With a Momentum ranking of #39, this is a stock with great potential for the coming year. The fertilizer industry – and commodities industry in general – has seen prices skyrocket due to the various ongoing geopolitical crises. Nutrien’s plan to increase their 2022 potash output to 15 million tonnes with the possibility of further expansion to 18 million tonnes without any major capital investment gives potential for attractive revenue targets without also increasing debt. The 50% hike in earnings forecasts for 2022 shows us that they have a plan and are confident to end the year bigger and better. Current interim CEO Ken Seitz commented that they are exploring the feasibility to expand production even more, potentially up to 23 million tonnes within the next few years.

Furthermore, because commodities can be used as a hedge against inflation, this gives yet another reason to look at the stock. With shares having risen over 20% in just over a month and inflation as high as ever, this could be a great play to move away from beaten down tech stocks and protect your portfolio from inflation. In fact, analysts rate $NTR as a strong buy partially due to its recent earnings revision.

Finally, ESG and Dividend strength are both ranked in the top 20%, so this could be an attractive buy for ethical investors wanting some passive income.

If you are already familiar with the fertilizer industry, you’ll know that Nutrien isn’t the only big player around. Take Mosaic ($MOS) for example – a Florida based fertilizer company, and the biggest producer of potash in the US. Both companies rank similarly on most metrics, but $MOS is better on Quality, Value, Expected Return and Expected Growth.

If you are looking for a cheaper stock ($MOS is currently trading at around $60, less than $NTR’s last close of $99), or simply an American-based stock then Mosaic isn’t a bad alternative at all. Comparing the two you’ll see that Nutrien’s market cap is just over double that of Mosaic, with Nutrien’s liquidity also significantly higher – and while that doesn’t automatically make Mosaic a worse buy, it does just make Nutrien a safer bet from our point of view.

However, the biggest problem currently facing the commodity sector this year is the global supply chain crisis. With Shanghai imposing tighter restrictions, and Beijing closing down businesses, we aren’t completely out of the pandemic yet. And while increasing output is a step in the right direction, it won’t do much good if products don’t get to their destinations on time.

Summary

Sanctions on Russia and Belarus will result in a drop of around 8 million tonnes of output this year (according to Nutrien estimates). As a result, North American-based fertilizer companies such as Nutrien or Mosaic are looking to pick up the slack and increase their outputs to meet demand. Being the world’s largest potash producer gives Nutrien a leg up over their competitors, as they should have the facilities and money to get things done more quickly. Furthermore, even if the Russian invasion magically ends tomorrow and sanctions are immediately lifted, Russian fertilizer companies will have been hit hard financially and it would take a meaningful amount of time to recover – giving Nutrien and other non-Russian companies the chance to take over some of their market share.

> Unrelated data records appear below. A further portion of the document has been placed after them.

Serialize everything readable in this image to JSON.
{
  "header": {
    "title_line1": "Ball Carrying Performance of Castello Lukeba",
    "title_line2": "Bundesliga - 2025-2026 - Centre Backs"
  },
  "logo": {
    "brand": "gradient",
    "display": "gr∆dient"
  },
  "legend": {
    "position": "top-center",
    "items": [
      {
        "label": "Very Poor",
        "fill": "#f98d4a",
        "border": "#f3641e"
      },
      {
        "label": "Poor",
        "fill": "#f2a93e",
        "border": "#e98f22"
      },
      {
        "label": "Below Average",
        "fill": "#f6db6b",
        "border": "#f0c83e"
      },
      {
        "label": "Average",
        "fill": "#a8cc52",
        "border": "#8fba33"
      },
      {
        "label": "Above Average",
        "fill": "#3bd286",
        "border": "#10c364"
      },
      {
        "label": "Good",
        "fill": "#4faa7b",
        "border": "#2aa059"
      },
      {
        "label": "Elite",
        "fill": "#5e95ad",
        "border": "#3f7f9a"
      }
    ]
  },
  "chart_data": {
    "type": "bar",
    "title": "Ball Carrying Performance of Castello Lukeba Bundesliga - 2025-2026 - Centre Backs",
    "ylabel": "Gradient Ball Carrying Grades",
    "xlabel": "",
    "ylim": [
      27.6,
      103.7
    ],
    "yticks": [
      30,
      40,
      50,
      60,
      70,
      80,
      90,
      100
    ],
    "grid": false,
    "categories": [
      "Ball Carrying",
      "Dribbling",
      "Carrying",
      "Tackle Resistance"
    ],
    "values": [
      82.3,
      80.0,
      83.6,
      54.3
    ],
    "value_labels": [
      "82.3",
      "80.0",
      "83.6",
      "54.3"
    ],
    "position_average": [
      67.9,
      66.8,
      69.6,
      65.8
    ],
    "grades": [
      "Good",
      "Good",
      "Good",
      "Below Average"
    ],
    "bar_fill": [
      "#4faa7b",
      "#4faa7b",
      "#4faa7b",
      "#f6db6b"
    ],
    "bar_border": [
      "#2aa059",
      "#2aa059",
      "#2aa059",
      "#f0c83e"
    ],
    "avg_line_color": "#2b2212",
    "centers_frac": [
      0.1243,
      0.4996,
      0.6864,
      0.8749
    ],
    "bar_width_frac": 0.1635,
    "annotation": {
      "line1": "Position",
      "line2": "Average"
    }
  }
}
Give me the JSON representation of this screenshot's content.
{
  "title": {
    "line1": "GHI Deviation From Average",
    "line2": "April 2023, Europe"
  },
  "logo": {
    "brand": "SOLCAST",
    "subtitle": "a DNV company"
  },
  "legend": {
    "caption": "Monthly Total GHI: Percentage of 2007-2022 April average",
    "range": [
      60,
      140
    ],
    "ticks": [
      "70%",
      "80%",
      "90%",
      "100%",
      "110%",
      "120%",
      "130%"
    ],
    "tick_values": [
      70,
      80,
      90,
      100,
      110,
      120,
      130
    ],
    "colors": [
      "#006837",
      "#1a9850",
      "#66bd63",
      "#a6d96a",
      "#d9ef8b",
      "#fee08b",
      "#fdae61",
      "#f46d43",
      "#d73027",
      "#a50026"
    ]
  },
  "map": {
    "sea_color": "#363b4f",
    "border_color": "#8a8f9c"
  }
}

With a 50% earnings revision upwards for 2022 and a strong Q1 earnings, Nutrien are confident in their plan for the rest of the year and are relatively safe from inflation – and even if they match their original EPS estimates of $10.20 - $11.80, this is still a significant growth from 2021. If the company hits their targets, this could be an interesting stock to watch through 2022 and beyond with the potential for some very attractive growth numbers!

Disclaimer: This is not financial advice. Genuine Impact helps you understand the different investment options before you decide for yourself how to invest your money. We do not tell you what to do or which products to buy. We have not assessed your investing knowledge and experience, your financial situation or your investment objectives.

Therefore you should ensure that any investment decisions you make are suitable for your personal circumstances. If you are unsure about the suitability of a particular investment, you should speak to a suitably qualified financial adviser.

Remember that investments can go up and down in value, so you could get back less than you put in.